In a summit on Thursday, European leaders agreed to form a permanent bailout framework, set to become effective in 2013. But once again, they dodged proposals for new approaches to the crisis. The continued resistance to more proactive, comprehensive solutions to Europe’s debt crisis will just make it more likely the Eurozone will continue to suffer bailout after bailout.

It’s not that Europe’s leaders haven’t been warned that this is where the Eurozone is headed. Recent days have seen an outpouring of criticism of the European Union’s haphazard policy towards the crisis. Here’s what Frank-Walter Steinmeier and Peer Steinbrück, two former German ministers, wrote recently in The Financial Times:

The time for stumbling through the euro crisis is over. Piecemeal approaches and wait-and-see attitudes are endangering European integration. We now need a more radical, targeted effort to end the current uncertainty, and provide stronger support for the future of Europe’s common institutions.

IMF Managing Director Dominique Strauss-Kahn has made repeated calls for a more comprehensive solution. This is what is said in a recent interview:

The situation in Europe is serious and economic recovery sluggish– and there is no silver bullet to fix it overnight. What the Eurozone needs is a comprehensive solution. Just as the resolution of the global financial crisis two years ago required a global approach, a European approach is now needed to resolve the problem of low growth in the Eurozone.

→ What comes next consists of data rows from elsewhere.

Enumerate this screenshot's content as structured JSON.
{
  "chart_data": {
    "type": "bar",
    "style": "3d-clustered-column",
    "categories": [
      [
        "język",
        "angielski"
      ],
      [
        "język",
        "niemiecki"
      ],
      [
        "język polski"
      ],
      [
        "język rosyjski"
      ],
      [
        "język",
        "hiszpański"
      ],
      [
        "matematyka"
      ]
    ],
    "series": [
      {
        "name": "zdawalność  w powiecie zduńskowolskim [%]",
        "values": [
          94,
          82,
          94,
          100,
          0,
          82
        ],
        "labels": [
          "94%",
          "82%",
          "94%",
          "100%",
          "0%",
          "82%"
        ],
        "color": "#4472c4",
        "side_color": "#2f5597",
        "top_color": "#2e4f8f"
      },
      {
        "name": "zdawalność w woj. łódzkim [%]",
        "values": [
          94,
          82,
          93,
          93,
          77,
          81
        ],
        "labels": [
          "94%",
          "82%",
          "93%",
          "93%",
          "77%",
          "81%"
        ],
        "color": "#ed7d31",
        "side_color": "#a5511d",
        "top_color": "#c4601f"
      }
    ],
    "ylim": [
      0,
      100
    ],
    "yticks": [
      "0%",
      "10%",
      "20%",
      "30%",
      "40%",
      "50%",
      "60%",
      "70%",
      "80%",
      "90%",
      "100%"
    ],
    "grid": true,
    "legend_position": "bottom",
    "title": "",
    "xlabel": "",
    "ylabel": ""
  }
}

And this, from the chief executive of PIMCO, Mohamed El-Erian:

A liquidity approach that delays the day of reckoning may be good regional politics, but its bad economics. It does not restore sustainable growth to the periphery, and it exposes the core to contamination – be it through peripheral liabilities being transferred to the German taxpayer or the ECB’s (European Central Bank) balance sheet coping with by purchases and repos of peripheral bonds.

There has been no shortage of proposals Europe’s leaders could have examined. Italy and Luxembourg floated the idea of a Europe-wide bond. Even short-term possibilities weren’t considered, such as a Belgian idea to expand the size of the bailout fund cobbled together in May, or an ECB suggestion to use some of those funds to buy distressed sovereign bonds. There has been stiff resistance to any change in the current bailout system of dealing with the crisis – especially from Germany and other more fiscally austere northern European nations.

I can sympathize with Germany’s position. The German government doesn’t want to be responsible for the finances of its Eurozone neighbors any more that is absolutely necessary. But the shortsighted policies that have resulted are both bad politics and economics. The longer the debt crisis rolls on, the bigger the potential cost and burden on German taxpayers. The current approach is not helping the Eurozone’s most vulnerable members return to growth. It’s not making the core of the Eurozone any less vulnerable to contagion. It’s threatening the survival of the euro. And it is not making the future of European integration any brighter. Ire is rising in Europe towards Germany’s lack of leadership on the euro crisis. Luxembourg’s prime minister, Jean-Claude Juncker accused Germany of being “un-European” after it rejected the proposal for a European bond.

Hopefully, a little rest over the Christmas holidays will give the leaders of Europe a bit more perspective on where their monetary union is headed, and some enhanced willingness to do what it takes to ensure its success. Without that, Portugal will have a hard time avoided a bailout. Then the next domino is Spain, an economy so large that a rescue would test the resources – and the viability – of the Eurozone. Europe’s 2011 could be as ugly as its 2010 – if not even uglier.